Forum Moderators: open
[edited by: lukasz at 10:08 am (utc) on April 30, 2003]
I just tried it on Google and it stayed 10
Yeah.. but google is really an 11 they say :)
My experience is that it (index.htm) won't necessarily drop by one, but it is definately a different page and generally has less backlinks, so is likely to drop a point.
Said differently, if your home page is "domainname/index.html" and you have a PR6 on "domainname/" your PR should not drop by 1 if you switch the address from "domainname/" to "domainname/index.html" If your home page is "domainname/index.html" and you also have an "index.htm" in the home directory, so you change the address to "domainname/index.htm" I don't really understand why you would have the index.htm file or why you should care.
Is this just mental gymnastics? A pleasant pass-time while you wait for the update?

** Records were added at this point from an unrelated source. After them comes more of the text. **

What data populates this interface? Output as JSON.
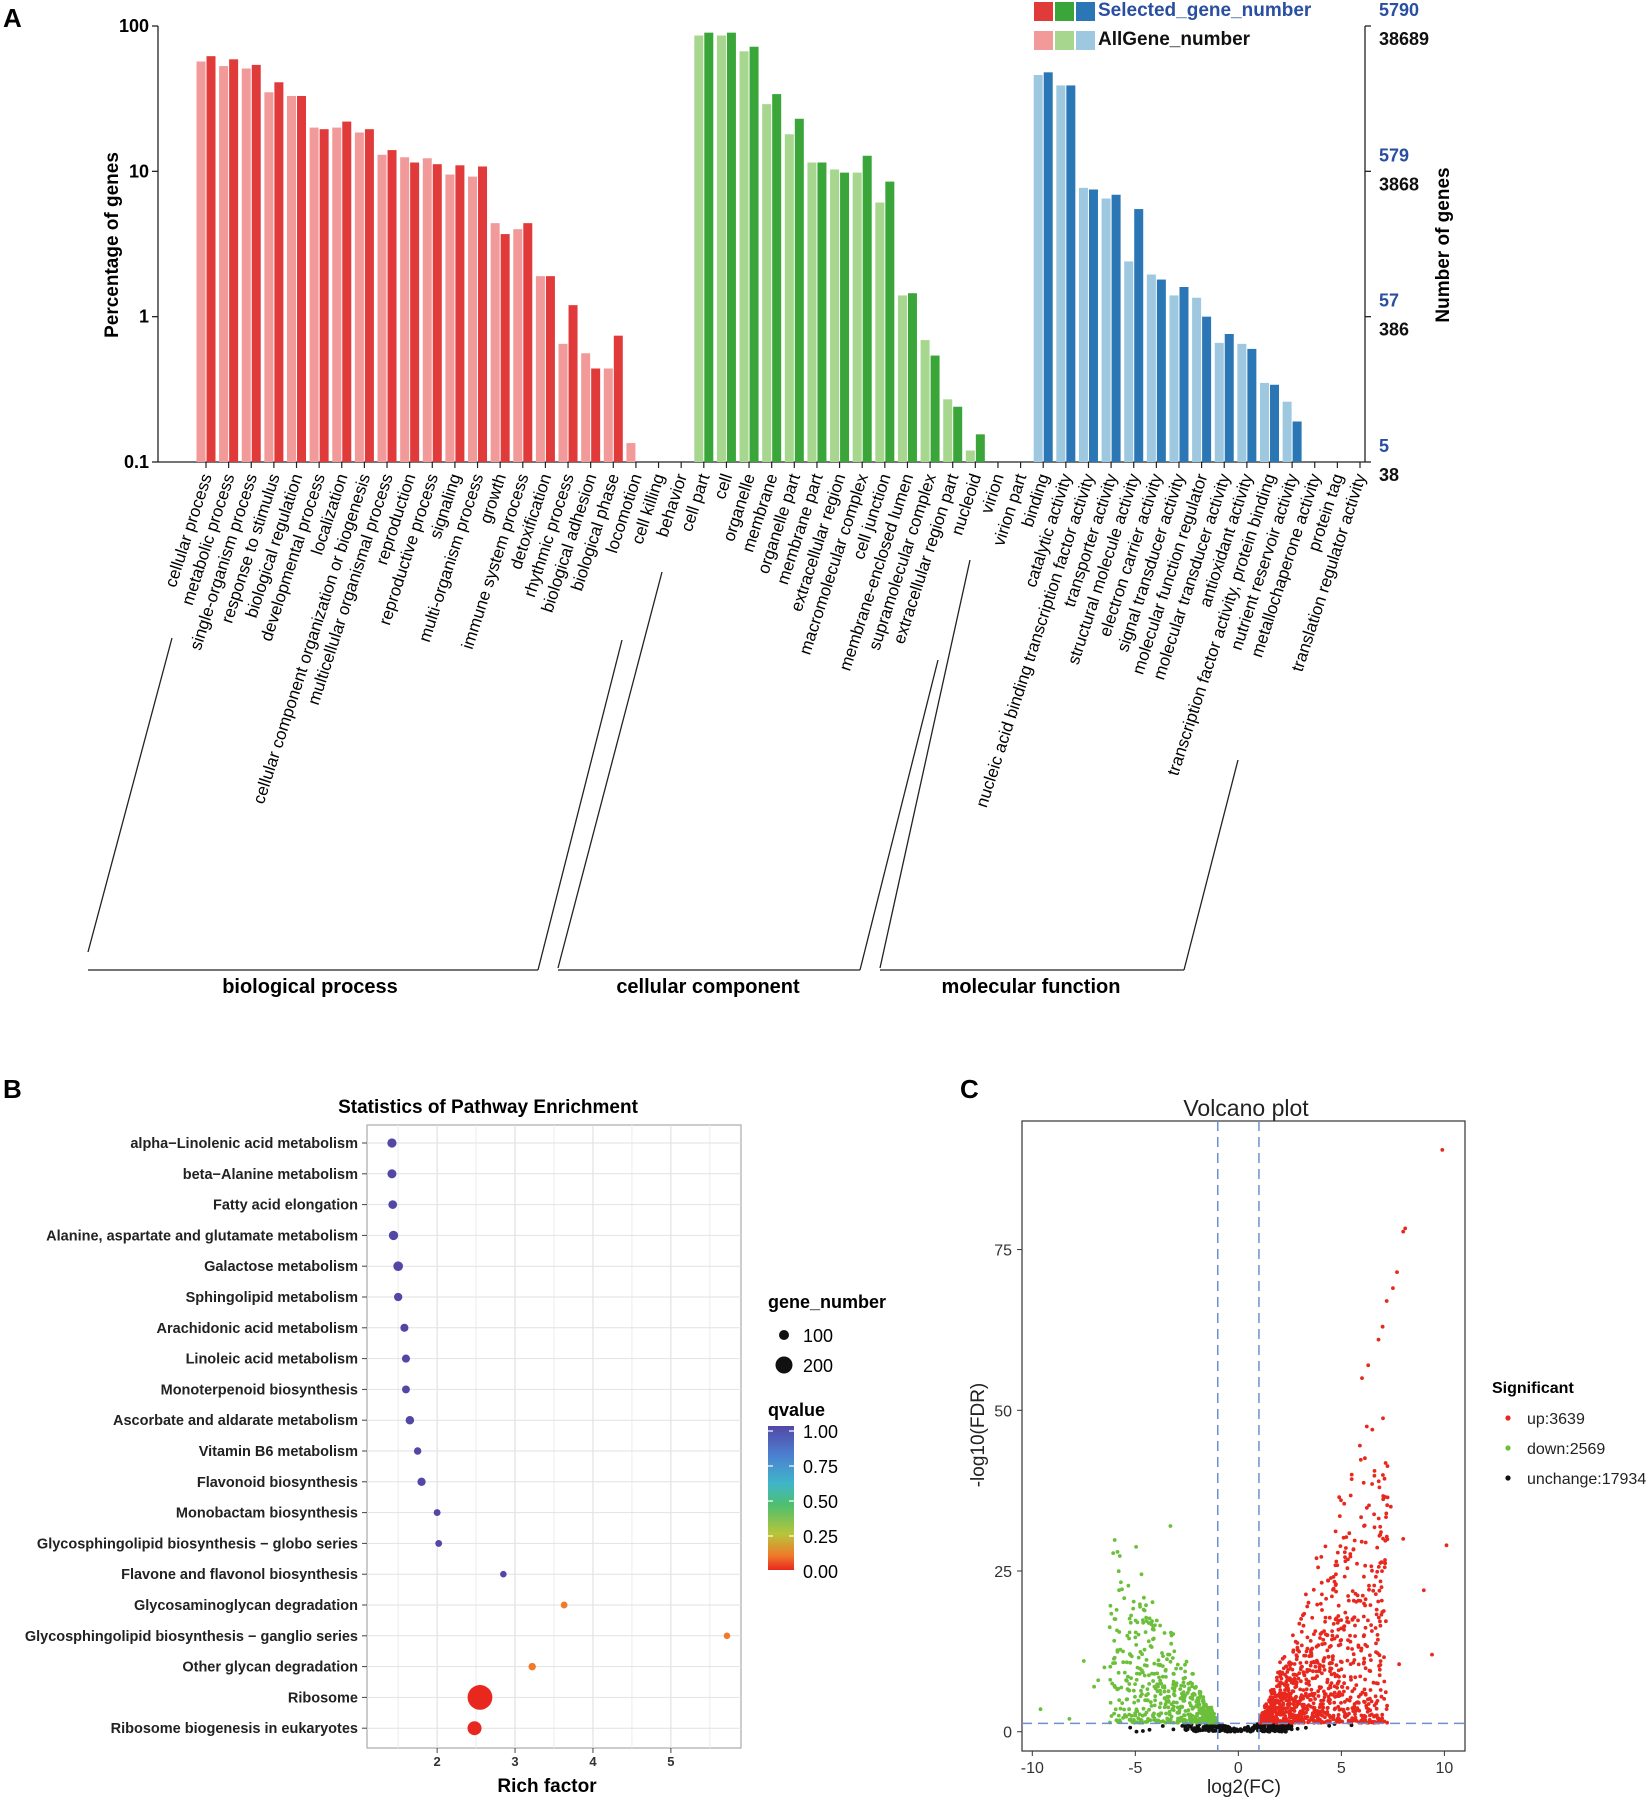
{
  "panels": {
    "a": "A",
    "b": "B",
    "c": "C"
  },
  "colors": {
    "bp_selected": "#e03a3a",
    "bp_all": "#f29a9a",
    "cc_selected": "#3aa63a",
    "cc_all": "#a7d78f",
    "mf_selected": "#2b76b4",
    "mf_all": "#9dc8e0",
    "volcano_up": "#e8281e",
    "volcano_down": "#6cbf3a",
    "volcano_unchange": "#111111",
    "legend_blue_text": "#2a4fa0"
  },
  "chart_data": [
    {
      "id": "go",
      "type": "bar",
      "ylabel_left": "Percentage of genes",
      "ylabel_right": "Number of genes",
      "yscale": "log",
      "ylim": [
        0.1,
        100
      ],
      "left_ticks": [
        "0.1",
        "1",
        "10",
        "100"
      ],
      "right_ticks_selected": [
        "5",
        "57",
        "579",
        "5790"
      ],
      "right_ticks_all": [
        "38",
        "386",
        "3868",
        "38689"
      ],
      "legend": [
        "Selected_gene_number",
        "AllGene_number"
      ],
      "groups": [
        {
          "name": "biological process",
          "color_key": "bp"
        },
        {
          "name": "cellular component",
          "color_key": "cc"
        },
        {
          "name": "molecular function",
          "color_key": "mf"
        }
      ],
      "categories": [
        {
          "label": "cellular process",
          "group": 0,
          "all": 57,
          "selected": 62
        },
        {
          "label": "metabolic process",
          "group": 0,
          "all": 53,
          "selected": 59
        },
        {
          "label": "single-organism process",
          "group": 0,
          "all": 51,
          "selected": 54
        },
        {
          "label": "response to stimulus",
          "group": 0,
          "all": 35,
          "selected": 41
        },
        {
          "label": "biological regulation",
          "group": 0,
          "all": 33,
          "selected": 33
        },
        {
          "label": "developmental process",
          "group": 0,
          "all": 20,
          "selected": 19.5
        },
        {
          "label": "localization",
          "group": 0,
          "all": 20,
          "selected": 22
        },
        {
          "label": "cellular component organization or biogenesis",
          "group": 0,
          "all": 18.5,
          "selected": 19.5
        },
        {
          "label": "multicellular organismal process",
          "group": 0,
          "all": 13,
          "selected": 14
        },
        {
          "label": "reproduction",
          "group": 0,
          "all": 12.5,
          "selected": 11.5
        },
        {
          "label": "reproductive process",
          "group": 0,
          "all": 12.3,
          "selected": 11.2
        },
        {
          "label": "signaling",
          "group": 0,
          "all": 9.5,
          "selected": 11
        },
        {
          "label": "multi-organism process",
          "group": 0,
          "all": 9.2,
          "selected": 10.8
        },
        {
          "label": "growth",
          "group": 0,
          "all": 4.4,
          "selected": 3.7
        },
        {
          "label": "immune system process",
          "group": 0,
          "all": 4,
          "selected": 4.4
        },
        {
          "label": "detoxification",
          "group": 0,
          "all": 1.9,
          "selected": 1.9
        },
        {
          "label": "rhythmic process",
          "group": 0,
          "all": 0.65,
          "selected": 1.2
        },
        {
          "label": "biological adhesion",
          "group": 0,
          "all": 0.56,
          "selected": 0.44
        },
        {
          "label": "biological phase",
          "group": 0,
          "all": 0.44,
          "selected": 0.74
        },
        {
          "label": "locomotion",
          "group": 0,
          "all": 0.135,
          "selected": null
        },
        {
          "label": "cell killing",
          "group": 0,
          "all": null,
          "selected": null
        },
        {
          "label": "behavior",
          "group": 0,
          "all": null,
          "selected": null
        },
        {
          "label": "cell part",
          "group": 1,
          "all": 86,
          "selected": 90
        },
        {
          "label": "cell",
          "group": 1,
          "all": 86,
          "selected": 90
        },
        {
          "label": "organelle",
          "group": 1,
          "all": 67,
          "selected": 72
        },
        {
          "label": "membrane",
          "group": 1,
          "all": 29,
          "selected": 34
        },
        {
          "label": "organelle part",
          "group": 1,
          "all": 18,
          "selected": 23
        },
        {
          "label": "membrane part",
          "group": 1,
          "all": 11.5,
          "selected": 11.5
        },
        {
          "label": "extracellular region",
          "group": 1,
          "all": 10.3,
          "selected": 9.8
        },
        {
          "label": "macromolecular complex",
          "group": 1,
          "all": 9.8,
          "selected": 12.8
        },
        {
          "label": "cell junction",
          "group": 1,
          "all": 6.1,
          "selected": 8.5
        },
        {
          "label": "membrane-enclosed lumen",
          "group": 1,
          "all": 1.4,
          "selected": 1.45
        },
        {
          "label": "supramolecular complex",
          "group": 1,
          "all": 0.69,
          "selected": 0.54
        },
        {
          "label": "extracellular region part",
          "group": 1,
          "all": 0.27,
          "selected": 0.24
        },
        {
          "label": "nucleoid",
          "group": 1,
          "all": 0.12,
          "selected": 0.155
        },
        {
          "label": "virion",
          "group": 1,
          "all": null,
          "selected": null
        },
        {
          "label": "virion part",
          "group": 1,
          "all": null,
          "selected": null
        },
        {
          "label": "binding",
          "group": 2,
          "all": 46,
          "selected": 48
        },
        {
          "label": "catalytic activity",
          "group": 2,
          "all": 39,
          "selected": 39
        },
        {
          "label": "nucleic acid binding transcription factor activity",
          "group": 2,
          "all": 7.7,
          "selected": 7.5
        },
        {
          "label": "transporter activity",
          "group": 2,
          "all": 6.5,
          "selected": 6.9
        },
        {
          "label": "structural molecule activity",
          "group": 2,
          "all": 2.4,
          "selected": 5.5
        },
        {
          "label": "electron carrier activity",
          "group": 2,
          "all": 1.95,
          "selected": 1.8
        },
        {
          "label": "signal transducer activity",
          "group": 2,
          "all": 1.4,
          "selected": 1.6
        },
        {
          "label": "molecular function regulator",
          "group": 2,
          "all": 1.35,
          "selected": 1.0
        },
        {
          "label": "molecular transducer activity",
          "group": 2,
          "all": 0.66,
          "selected": 0.76
        },
        {
          "label": "antioxidant activity",
          "group": 2,
          "all": 0.65,
          "selected": 0.6
        },
        {
          "label": "transcription factor activity, protein binding",
          "group": 2,
          "all": 0.35,
          "selected": 0.34
        },
        {
          "label": "nutrient reservoir activity",
          "group": 2,
          "all": 0.26,
          "selected": 0.19
        },
        {
          "label": "metallochaperone activity",
          "group": 2,
          "all": null,
          "selected": null
        },
        {
          "label": "protein tag",
          "group": 2,
          "all": null,
          "selected": null
        },
        {
          "label": "translation regulator activity",
          "group": 2,
          "all": null,
          "selected": null
        }
      ]
    },
    {
      "id": "pathway",
      "type": "scatter",
      "title": "Statistics of Pathway Enrichment",
      "xlabel": "Rich factor",
      "xlim": [
        1.1,
        5.9
      ],
      "xticks": [
        2,
        3,
        4,
        5
      ],
      "size_legend_title": "gene_number",
      "size_legend": [
        100,
        200
      ],
      "color_legend_title": "qvalue",
      "color_legend_ticks": [
        "1.00",
        "0.75",
        "0.50",
        "0.25",
        "0.00"
      ],
      "points": [
        {
          "pathway": "alpha−Linolenic acid metabolism",
          "rich_factor": 1.42,
          "gene_number": 15,
          "qvalue": 1.0
        },
        {
          "pathway": "beta−Alanine metabolism",
          "rich_factor": 1.42,
          "gene_number": 14,
          "qvalue": 1.0
        },
        {
          "pathway": "Fatty acid elongation",
          "rich_factor": 1.43,
          "gene_number": 12,
          "qvalue": 1.0
        },
        {
          "pathway": "Alanine, aspartate and glutamate metabolism",
          "rich_factor": 1.44,
          "gene_number": 16,
          "qvalue": 1.0
        },
        {
          "pathway": "Galactose metabolism",
          "rich_factor": 1.5,
          "gene_number": 18,
          "qvalue": 1.0
        },
        {
          "pathway": "Sphingolipid metabolism",
          "rich_factor": 1.5,
          "gene_number": 10,
          "qvalue": 1.0
        },
        {
          "pathway": "Arachidonic acid metabolism",
          "rich_factor": 1.58,
          "gene_number": 9,
          "qvalue": 1.0
        },
        {
          "pathway": "Linoleic acid metabolism",
          "rich_factor": 1.6,
          "gene_number": 9,
          "qvalue": 1.0
        },
        {
          "pathway": "Monoterpenoid biosynthesis",
          "rich_factor": 1.6,
          "gene_number": 8,
          "qvalue": 1.0
        },
        {
          "pathway": "Ascorbate and aldarate metabolism",
          "rich_factor": 1.65,
          "gene_number": 11,
          "qvalue": 1.0
        },
        {
          "pathway": "Vitamin B6 metabolism",
          "rich_factor": 1.75,
          "gene_number": 6,
          "qvalue": 1.0
        },
        {
          "pathway": "Flavonoid biosynthesis",
          "rich_factor": 1.8,
          "gene_number": 10,
          "qvalue": 1.0
        },
        {
          "pathway": "Monobactam biosynthesis",
          "rich_factor": 2.0,
          "gene_number": 4,
          "qvalue": 1.0
        },
        {
          "pathway": "Glycosphingolipid biosynthesis − globo series",
          "rich_factor": 2.02,
          "gene_number": 4,
          "qvalue": 1.0
        },
        {
          "pathway": "Flavone and flavonol biosynthesis",
          "rich_factor": 2.85,
          "gene_number": 3,
          "qvalue": 1.0
        },
        {
          "pathway": "Glycosaminoglycan degradation",
          "rich_factor": 3.63,
          "gene_number": 4,
          "qvalue": 0.08
        },
        {
          "pathway": "Glycosphingolipid biosynthesis − ganglio series",
          "rich_factor": 5.72,
          "gene_number": 3,
          "qvalue": 0.05
        },
        {
          "pathway": "Other glycan degradation",
          "rich_factor": 3.22,
          "gene_number": 6,
          "qvalue": 0.05
        },
        {
          "pathway": "Ribosome",
          "rich_factor": 2.55,
          "gene_number": 270,
          "qvalue": 0.0
        },
        {
          "pathway": "Ribosome biogenesis in eukaryotes",
          "rich_factor": 2.48,
          "gene_number": 60,
          "qvalue": 0.0
        }
      ]
    },
    {
      "id": "volcano",
      "type": "scatter",
      "title": "Volcano plot",
      "xlabel": "log2(FC)",
      "ylabel": "-log10(FDR)",
      "xlim": [
        -10.5,
        11.0
      ],
      "ylim": [
        -3,
        95
      ],
      "xticks": [
        -10,
        -5,
        0,
        5,
        10
      ],
      "yticks": [
        0,
        25,
        50,
        75
      ],
      "fc_threshold": [
        -1,
        1
      ],
      "fdr_threshold": 1.3,
      "legend_title": "Significant",
      "legend": [
        {
          "label": "up:3639",
          "key": "up"
        },
        {
          "label": "down:2569",
          "key": "down"
        },
        {
          "label": "unchange:17934",
          "key": "unchange"
        }
      ],
      "highlight_points_up": [
        [
          9.9,
          90.5
        ],
        [
          8.1,
          78.3
        ],
        [
          8.0,
          77.8
        ],
        [
          7.7,
          71.5
        ],
        [
          7.5,
          69.0
        ],
        [
          7.2,
          67.0
        ],
        [
          7.0,
          63.0
        ],
        [
          6.8,
          61.0
        ],
        [
          6.3,
          57.0
        ],
        [
          6.0,
          55.0
        ],
        [
          10.1,
          29.0
        ],
        [
          7.4,
          35.0
        ],
        [
          8.0,
          30.0
        ],
        [
          9.0,
          22.0
        ],
        [
          7.8,
          10.5
        ],
        [
          6.5,
          47.0
        ],
        [
          5.9,
          44.5
        ],
        [
          5.5,
          40.0
        ],
        [
          6.1,
          32.0
        ],
        [
          9.4,
          12.0
        ]
      ]
    }
  ]
}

What is it I am not understanding here?
domain.com/
domain.com/index
domain.com/index.htm
domain.com/index.html
It _could_ be that the webserver is configured to return the same page, but that is not a must. It is a different URL which means it could have a different content. The Client (Browser/Bot) does not know what happens serverside, he can only guess. And just because a lot of servers a similar default-configuration doesn't mean it has to hold true.
Some people say, that google indeed "guesses" that two pages are the same. I cannot confirm this from my experience. I know that for index.php it does not hold true. And I don't believe it goes after filenames...
domain.com highest PR
domain.com + 1 thing to right PR-1
domain.com + 2 things to right PR-2
When I say thing I mean that domain.com/index.htm whould have the same as domain.com/subtopic/ but domain.com/subtopic/index.htm whould be one PR less.
IF you have a lot of links to some page deep in your site then it has it's own PR. As far as I can tell it only counts directories and pages not arguments.
I have no idea if the guessed rank is passed or the home page is passed.